In [1]:
# !pip install snorkel
# !pip install pandas

In [2]:
import pandas as pd

train_df = pd.read_pickle("./train_fake_jobs.pkl")
test_df = pd.read_pickle("./test_fake_jobs.pkl")

In [3]:
from snorkel.labeling import labeling_function
from snorkel.labeling import PandasLFApplier
from snorkel.labeling import LFAnalysis

In [4]:
FAKE = 1
REAL = 0
ABSTAIN = -1

In [5]:
FAKE_COMPANIES = [
    "Aker Solutions",
    "Aptitude Staffing Solutions",
    "Gary Cartwright",
    "Edison International and Refined Resources",
    "Le Meridien",
]

In [6]:
@labeling_function()
def no_requirements(x: pd.Series):

    return FAKE if x.requirements == "" else ABSTAIN


@labeling_function()
def requirements_less_than_10(x: pd.Series):
    num_words = len(x.requirements.split(" "))
    return FAKE if num_words <= 10 else ABSTAIN


@labeling_function()
def requirements_less_than_20(x: pd.Series):
    num_words = len(x.requirements.split(" "))
    return FAKE if num_words <= 20 else ABSTAIN


@labeling_function()
def no_company_profile(x: pd.Series):
    return FAKE if x.company_profile == "" else ABSTAIN


@labeling_function()
def no_company_logo(x: pd.Series):
    return FAKE if x.has_company_logo == 0 else ABSTAIN


@labeling_function()
def suspicious_company(x: pd.Series):
    return (
        FAKE
        if any(
            company.lower() in x.company_profile.lower() for company in FAKE_COMPANIES
        )
        else ABSTAIN
    )


@labeling_function()
def has_background_check(x: pd.Series):
    return REAL if "background check" in x.requirements else ABSTAIN


@labeling_function()
def required_experience(x: pd.Series):
    return REAL if pd.notna(x.required_experience) else ABSTAIN


@labeling_function()
def required_education(x: pd.Series):
    return REAL if pd.notna(x.required_education) else ABSTAIN

In [7]:
lfs = [
    no_company_profile,
    suspicious_company,
    no_company_logo,
    has_background_check,
    required_experience,
    required_education,
]

applier = PandasLFApplier(lfs=lfs)
L_train = applier.apply(df=train_df)

100%|██████████| 13410/13410 [00:02<00:00, 5811.07it/s]


In [13]:
# 이거 왜 에러 걸리지?
# LFAnalysis(L=L_train, lfs=lfs).lf_summary(Y=train_df.fraudulent.values)

In [14]:
from snorkel.analysis import get_label_buckets

buckets = get_label_buckets(L_train[:, 2], L_train[:, 4])

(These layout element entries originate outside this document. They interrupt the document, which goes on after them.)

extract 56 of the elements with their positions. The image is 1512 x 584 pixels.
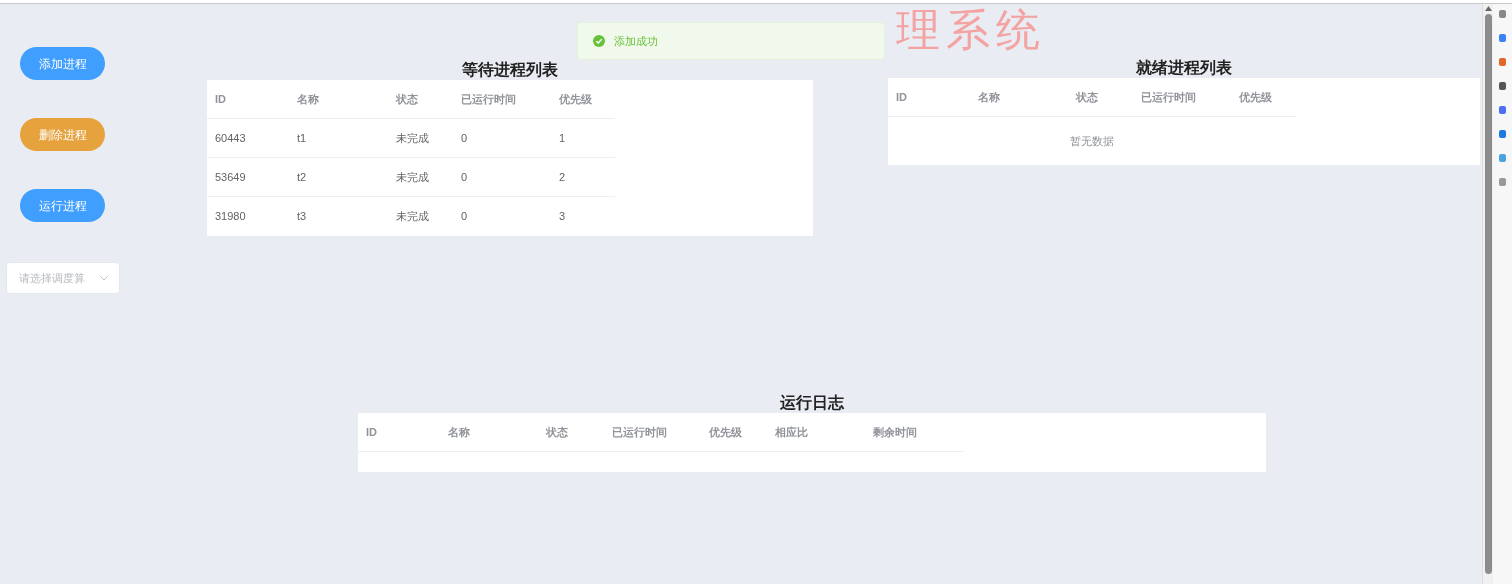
column-header: 名称 [447,424,471,440]
check-circle-icon [593,35,605,47]
action-button[interactable]: 删除进程 [20,118,105,151]
column-header: 优先级 [558,91,593,107]
table-cell-text: 3 [558,209,567,225]
browser-sidebar-icon[interactable] [1499,58,1506,66]
table-cell-text: t1 [296,130,308,146]
column-header: ID [895,89,908,105]
table-cell-text: 0 [460,130,469,146]
empty-text: 暂无数据 [1070,133,1114,149]
browser-sidebar-icon[interactable] [1499,130,1506,138]
table-cell-text: 0 [460,209,469,225]
column-header: ID [214,91,227,107]
table-cell-text: 60443 [214,130,247,146]
browser-sidebar-icon[interactable] [1499,154,1506,162]
table-cell-text: 未完成 [395,169,430,185]
table-title: 等待进程列表 [461,60,559,80]
column-header: 状态 [394,91,419,107]
action-button[interactable]: 添加进程 [20,47,105,80]
table-cell-text: 1 [558,130,567,146]
browser-sidebar-icon[interactable] [1499,10,1506,18]
table-cell-text: 0 [460,169,469,185]
toast-text: 添加成功 [614,33,658,49]
column-header: 相应比 [774,424,809,440]
column-header: 优先级 [708,424,743,440]
scroll-up-icon[interactable] [1484,6,1492,11]
table-cell-text: t3 [296,209,308,225]
table-title: 就绪进程列表 [1135,58,1233,78]
browser-sidebar-icon[interactable] [1499,82,1506,90]
column-header: 已运行时间 [611,424,668,440]
table-cell-text: 53649 [214,169,247,185]
column-header: 名称 [977,89,1001,105]
scrollbar-thumb[interactable] [1484,14,1492,574]
column-header: 已运行时间 [1140,89,1197,105]
table-cell-text: 31980 [214,209,247,225]
browser-sidebar-icon[interactable] [1499,34,1506,42]
column-header: 状态 [1074,89,1099,105]
table-cell-text: 未完成 [395,209,430,225]
browser-sidebar-icon[interactable] [1499,106,1506,114]
browser-sidebar-icon[interactable] [1499,178,1506,186]
table-cell-text: 2 [558,169,567,185]
page-title: 理系统 [896,4,1046,56]
action-button[interactable]: 运行进程 [20,189,105,222]
select-field[interactable]: 请选择调度算 [6,262,120,294]
chevron-down-icon [99,275,109,281]
column-header: 剩余时间 [872,424,918,440]
table-cell-text: t2 [296,169,308,185]
column-header: 优先级 [1238,89,1273,105]
column-header: 已运行时间 [460,91,517,107]
table-cell-text: 未完成 [395,130,430,146]
scrollbar[interactable] [1482,4,1493,584]
column-header: ID [365,424,378,440]
column-header: 名称 [296,91,320,107]
select-placeholder: 请选择调度算 [19,270,86,286]
table-title: 运行日志 [779,393,845,413]
column-header: 状态 [544,424,569,440]
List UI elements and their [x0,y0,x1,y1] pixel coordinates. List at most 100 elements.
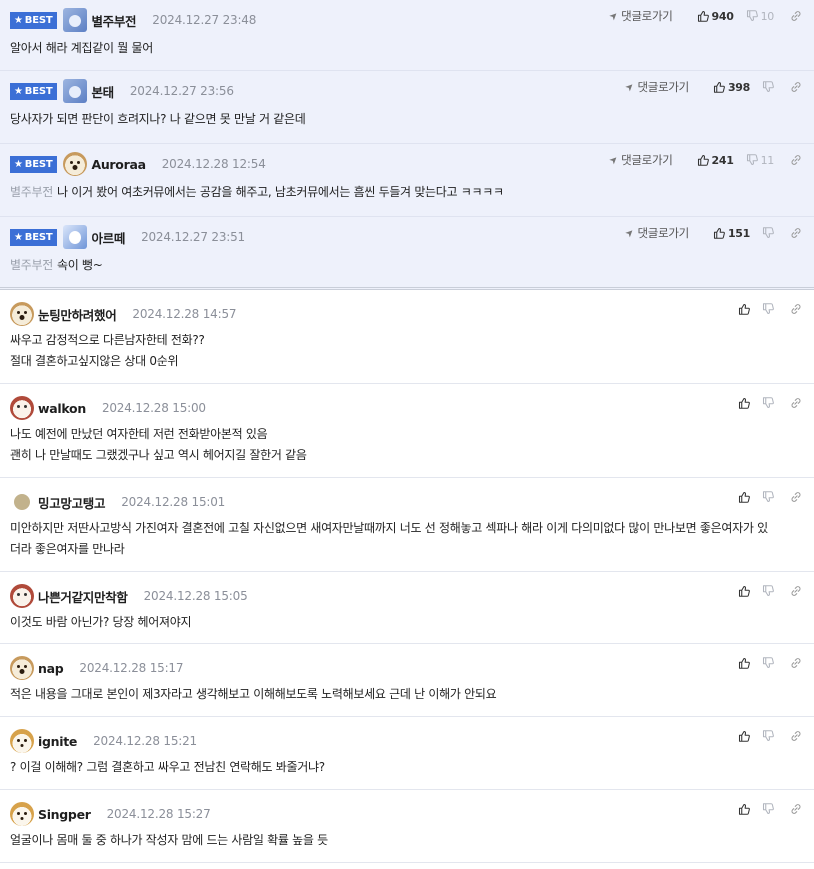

res = train_df.iloc[buckets[(FAKE, REAL)]].sample(10, random_state=1)[
    ["has_company_logo", "required_experience", "fraudulent"]
]

res

Unnamed: 0,has_company_logo,required_experience,fraudulent
16877,0,Mid-Senior level,0
17068,0,Mid-Senior level,0
16816,0,Mid-Senior level,0
12186,0,Not Applicable,0
16808,0,Mid-Senior level,0
678,0,Not Applicable,0
3706,0,Entry level,0
14150,0,Entry level,0
2199,0,Entry level,0
4411,0,Entry level,0


In [15]:
from snorkel.labeling.model import MajorityLabelVoter

majority_model = MajorityLabelVoter()
preds_train = majority_model.predict(L=L_train)

In [16]:
from snorkel.labeling.model import LabelModel

label_model = LabelModel(cardinality=2, verbose=True)
label_model.fit(L_train=L_train, n_epochs=500, log_freq=100, seed=1)

In [17]:
L_test = applier.apply(df=test_df)

100%|██████████| 4470/4470 [00:00<00:00, 5838.99it/s]


In [18]:
Y_train = train_df["fraudulent"]
Y_test = test_df["fraudulent"]

In [19]:
majority_acc = majority_model.score(
    L=L_test,
    Y=Y_test,
)["accuracy"]
print(f"{'Majority Vote Accuracy:':<25} {majority_acc * 100:.1f}%")



Majority Vote Accuracy:   80.8%


In [20]:
label_model_acc = label_model.score(L=L_test, Y=Y_test)["accuracy"]
print(f"{'Label Model Accuracy:':<25} {label_model_acc * 100:.1f}%")



Label Model Accuracy:     71.9%